Timeouts and TickType_t wrap

I am looking at getting some code production-ready. I have several instances of code like this:

// Wait up to one second for specified token to be returned
static bool sd_wait_token(sd_card_t *this, uint8_t token) {    
    const uint32_t timeout = 1000; 
	TickType_t xStart = xTaskGetTickCount();
	do {
		if (token == sd_spi_write(this, SPI_FILL_CHAR)) {
			return true;
		}
	} while ((xTaskGetTickCount() - xStart) < pdMS_TO_TICKS(timeout)); 
	DBG_PRINTF("sd_wait_token: timeout\n");
	return false;
}

I’m on a 32-bit processor with configTICK_RATE_HZ 1000u, and it occurs to me that these timeouts will turn into pumpkins after 49 days:

0xffffffff / (1000 Hz * 60 sec * 60 min * 24 hours)

when the TickCount wraps. I expect an uptime that is much, much longer than that.

Is there a standard way to solve this in FreeRTOS? Some idiom, perhaps?

In these cases, I like to use these functions:

vTaskSetTimeOutState( &xTimeOut );
xTaskCheckForTimeOut( &xTimeOut, &xRemainingTime );

You find an example here.

One thing to note is that the tick type is an unsigned, and with unsigned numbers we have:

0x00000000 - 0xFFFFFFFF = 0x00000001 so the math still works.

1 Like

Yes, you are perfectly right Richard D, that is the magic of unsigned integers.

I just tested this sample code, a function that waits 10 ms, starting just before a roll-over:

#define pdMS_TO_TICKS( x ) ( x )

TickType_t xTaskGetTickCount()
{
    static TickType_t uxCurrentTime = 0xfffffffa;

    return uxCurrentTime++;
}

void wait_10_msec()
{
    size_t uxIterations = 0;
    /* The timer is about to pass through zero. */

    TickType_t uxStartTime = xTaskGetTickCount();

    for( ;; )
    {
        TickType_t uxNow = xTaskGetTickCount();
        uxIterations++;
        if( uxNow - uxStartTime >= pdMS_TO_TICKS( 10UL ) )
        {
            /* 10 ms have passed. */
            break;
        }
    }
}

The above loop is terminated after 10 iterations.

Excellent! I didn’t think of that. So, I need do nothing.

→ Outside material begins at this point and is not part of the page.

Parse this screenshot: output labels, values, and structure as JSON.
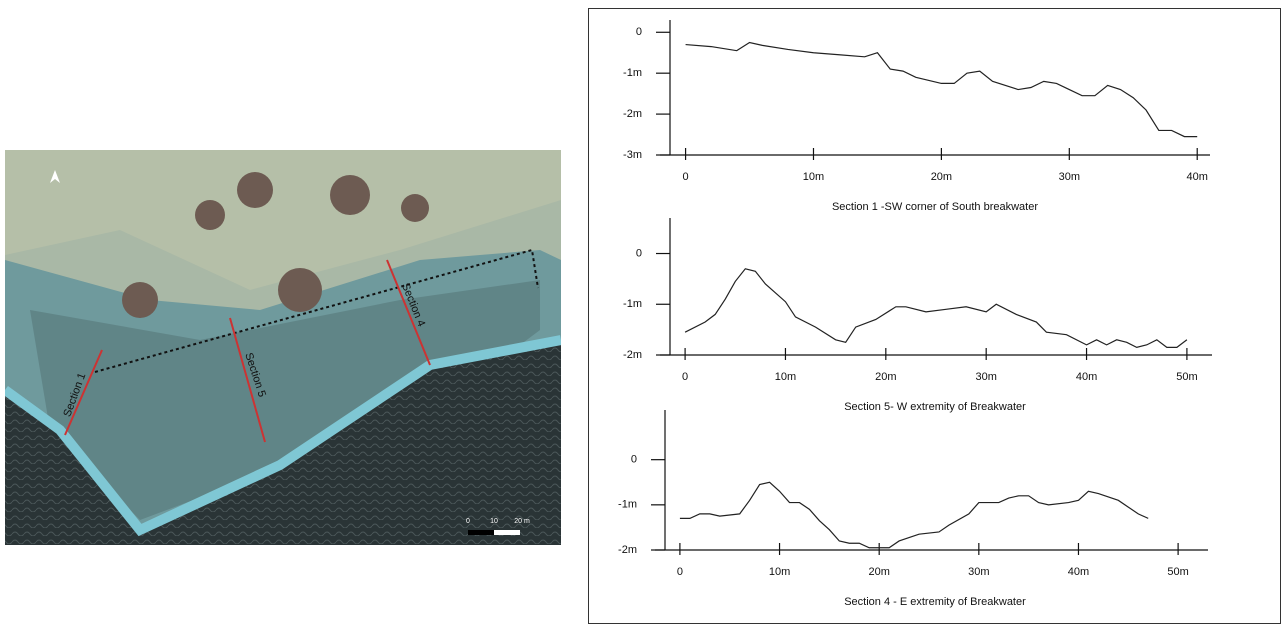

Except… I also use xTaskGetTickCount in my FreeRTOS_time function because I need frequent timestamps, and going to the RTC is expensive, so I only do it once per hour. And, it looks like time_t is 64 bits on this platform. So, I’ll have to deal with wrap there.

Thanks,

 Carl

Note, you can build a 64 bit time stamp with FreeRTOS if your TickType_t is 32 bits, as FreeRTOS does also keep an overflow counter. The function vTaskSetTimeOutState will get both counters and put it into a structure, which you could access to build a 64 bit time stamp.